In choosing to stop his personal narrative, and thus end his novel, Animal encourages us to remain suspicious of our own participation in systems of power that exploit and marginalize the poor. What stories do we tell with our bodies and with how we narrate our bodies? How does our success as story-tellers move us from the exploited to the exploiter? This does not mean that we all should refuse treatment in the form of surgery or allergy-medication, but it does mean that we should resist the pressure to take this access into the sphere of industrial medicine as an exit from our environment. When the pain in our backs or faces are not so pressing, can we keep feeling the whip of capitalism or the weight of human sovereignty on our heads like crowns of nature? How do we resist telling the I's/Eye's story and instead tell the story of our People?

How has my tiny corporeality come to stand as a synecdoche for a whole ecology of embodiment?

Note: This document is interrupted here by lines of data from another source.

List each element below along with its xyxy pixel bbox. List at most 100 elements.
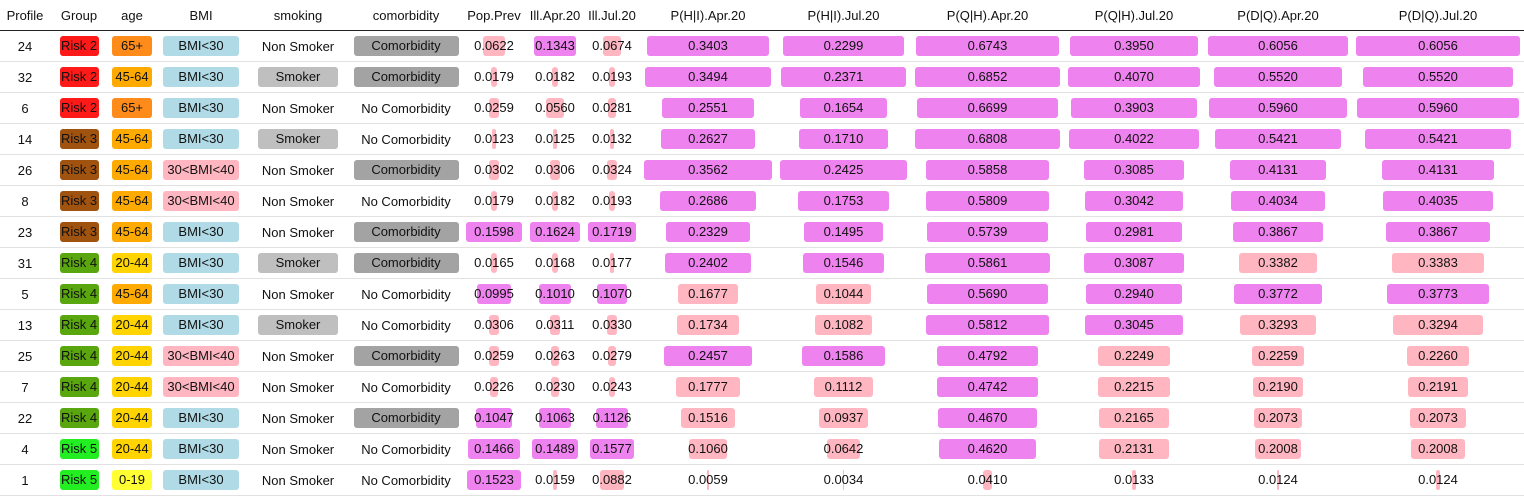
pdq-jul-cell: 0.2073 [1352,402,1524,434]
header-bmi[interactable]: BMI [156,0,246,31]
ill-apr-bar [552,191,558,211]
pdq-jul-cell: 0.4131 [1352,154,1524,186]
comorbidity-cell: No Comorbidity [350,123,462,155]
pdq-jul-bar [1393,315,1483,335]
header-pqh-jul[interactable]: P(Q|H).Jul.20 [1064,0,1204,31]
table-row[interactable]: 7 Risk 4 20-44 30<BMI<40 Non Smoker No Comorb… [0,371,1524,403]
group-badge: Risk 4 [59,315,99,335]
pdq-jul-bar [1356,36,1520,56]
pop-prev-value: 0.0259 [474,100,514,115]
header-age[interactable]: age [108,0,156,31]
pdq-jul-bar [1409,408,1467,428]
pqh-apr-bar [938,408,1037,428]
phi-apr-bar [646,36,770,56]
bmi-badge: 30<BMI<40 [163,191,239,211]
phi-jul-value: 0.1495 [823,224,864,239]
comorbidity-cell: Comorbidity [350,247,462,279]
table-row[interactable]: 1 Risk 5 0-19 BMI<30 Non Smoker No Comorbidit… [0,464,1524,496]
header-profile[interactable]: Profile [0,0,50,31]
phi-jul-value: 0.1082 [823,317,864,332]
comorbidity-badge: Comorbidity [353,346,459,366]
header-pdq-jul[interactable]: P(D|Q).Jul.20 [1352,0,1524,31]
table-row[interactable]: 22 Risk 4 20-44 BMI<30 Non Smoker Comorbidity… [0,402,1524,434]
pdq-apr-cell: 0.2190 [1204,371,1352,403]
pqh-jul-cell: 0.2131 [1064,433,1204,465]
pqh-jul-value: 0.3042 [1114,193,1154,208]
ill-apr-value: 0.1343 [535,38,575,53]
pqh-jul-value: 0.2165 [1114,410,1154,425]
age-badge: 45-64 [112,222,152,242]
ill-apr-value: 0.0230 [535,379,575,394]
table-row[interactable]: 5 Risk 4 45-64 BMI<30 Non Smoker No Comorbidi… [0,278,1524,310]
pdq-apr-value: 0.0124 [1258,472,1298,487]
header-pqh-apr[interactable]: P(Q|H).Apr.20 [911,0,1064,31]
table-row[interactable]: 25 Risk 4 20-44 30<BMI<40 Non Smoker Comorbid… [0,340,1524,372]
bmi-cell: 30<BMI<40 [156,185,246,217]
ill-apr-cell: 0.1489 [526,433,584,465]
phi-apr-cell: 0.3403 [640,30,776,62]
pqh-apr-bar [925,253,1050,273]
header-group[interactable]: Group [50,0,108,31]
profile-cell: 26 [0,154,50,186]
pqh-apr-bar [926,315,1049,335]
pqh-jul-value: 0.0133 [1114,472,1154,487]
pop-prev-bar [475,408,513,428]
table-row[interactable]: 24 Risk 2 65+ BMI<30 Non Smoker Comorbidity 0.… [0,30,1524,62]
ill-jul-bar [609,253,615,273]
table-row[interactable]: 4 Risk 5 20-44 BMI<30 Non Smoker No Comorbidi… [0,433,1524,465]
bmi-cell: BMI<30 [156,247,246,279]
table-row[interactable]: 23 Risk 3 45-64 BMI<30 Non Smoker Comorbidity… [0,216,1524,248]
pqh-apr-value: 0.4620 [967,441,1008,456]
pqh-apr-bar [926,191,1049,211]
group-badge: Risk 4 [59,284,99,304]
header-comorbidity[interactable]: comorbidity [350,0,462,31]
pdq-jul-bar [1410,439,1466,459]
table-row[interactable]: 32 Risk 2 45-64 BMI<30 Smoker Comorbidity 0.01… [0,61,1524,93]
pdq-apr-bar [1230,160,1326,180]
phi-jul-bar [814,377,873,397]
pop-prev-value: 0.0306 [474,317,514,332]
pdq-apr-bar [1276,470,1280,490]
pop-prev-value: 0.1523 [474,472,514,487]
table-row[interactable]: 26 Risk 3 45-64 30<BMI<40 Non Smoker Comorbid… [0,154,1524,186]
smoking-cell: Non Smoker [246,30,350,62]
pqh-apr-value: 0.4792 [967,348,1008,363]
pqh-apr-bar [916,36,1059,56]
ill-jul-bar [608,377,616,397]
pdq-apr-bar [1234,284,1322,304]
ill-apr-bar [534,36,576,56]
smoking-cell: Non Smoker [246,216,350,248]
bmi-cell: BMI<30 [156,30,246,62]
header-pdq-apr[interactable]: P(D|Q).Apr.20 [1204,0,1352,31]
comorbidity-badge: Comorbidity [353,36,459,56]
table-row[interactable]: 13 Risk 4 20-44 BMI<30 Smoker No Comorbidity 0… [0,309,1524,341]
ill-jul-cell: 0.0330 [584,309,640,341]
phi-jul-cell: 0.1753 [776,185,911,217]
header-ill-jul[interactable]: Ill.Jul.20 [584,0,640,31]
smoking-cell: Non Smoker [246,92,350,124]
table-row[interactable]: 14 Risk 3 45-64 BMI<30 Smoker No Comorbidity 0… [0,123,1524,155]
table-row[interactable]: 6 Risk 2 65+ BMI<30 Non Smoker No Comorbidity… [0,92,1524,124]
phi-apr-value: 0.1516 [688,410,728,425]
pqh-apr-value: 0.5739 [967,224,1008,239]
header-pop-prev[interactable]: Pop.Prev [462,0,526,31]
pqh-jul-cell: 0.3045 [1064,309,1204,341]
header-phi-jul[interactable]: P(H|I).Jul.20 [776,0,911,31]
phi-jul-cell: 0.1082 [776,309,911,341]
smoking-cell: Smoker [246,123,350,155]
table-row[interactable]: 8 Risk 3 45-64 30<BMI<40 Non Smoker No Comorb… [0,185,1524,217]
pdq-apr-cell: 0.3382 [1204,247,1352,279]
header-smoking[interactable]: smoking [246,0,350,31]
age-cell: 20-44 [108,371,156,403]
smoking-badge: Smoker [258,67,338,87]
pqh-apr-cell: 0.6699 [911,92,1064,124]
pqh-jul-cell: 0.3087 [1064,247,1204,279]
phi-jul-cell: 0.2371 [776,61,911,93]
table-row[interactable]: 31 Risk 4 20-44 BMI<30 Smoker Comorbidity 0.01… [0,247,1524,279]
header-ill-apr[interactable]: Ill.Apr.20 [526,0,584,31]
pqh-apr-cell: 0.5739 [911,216,1064,248]
header-phi-apr[interactable]: P(H|I).Apr.20 [640,0,776,31]
ill-apr-cell: 0.0168 [526,247,584,279]
pdq-jul-value: 0.2191 [1418,379,1458,394]
ill-apr-cell: 0.0263 [526,340,584,372]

Animal releases Animal's People from the cage of his narrative by ending his story. As I move towards the end of my Tiny Corporeality project, I too release the flow of allergins from being directed through my personal story. This is not a call to shut down story. Animal's People had an effect on me (as an Eye/I), just as I hope the Tiny Corporeality had an effect on you (as an Eye/I). The effect of story in each case, I hope, is an opening up. Instead of a conclusion, this move should be seen as an invitation to tell stories together. I become quiet for a while so that others may speak. I allow my voice to join a chorus of voices calling for social and environmental justice. I turn my voice to tracing our collective stories. Returning to Animal's final words, we might restate them: 

One point of view passes away, but the eyes of the poor remain. We are the people of narrative. Tomorrow there will be more stories to tell.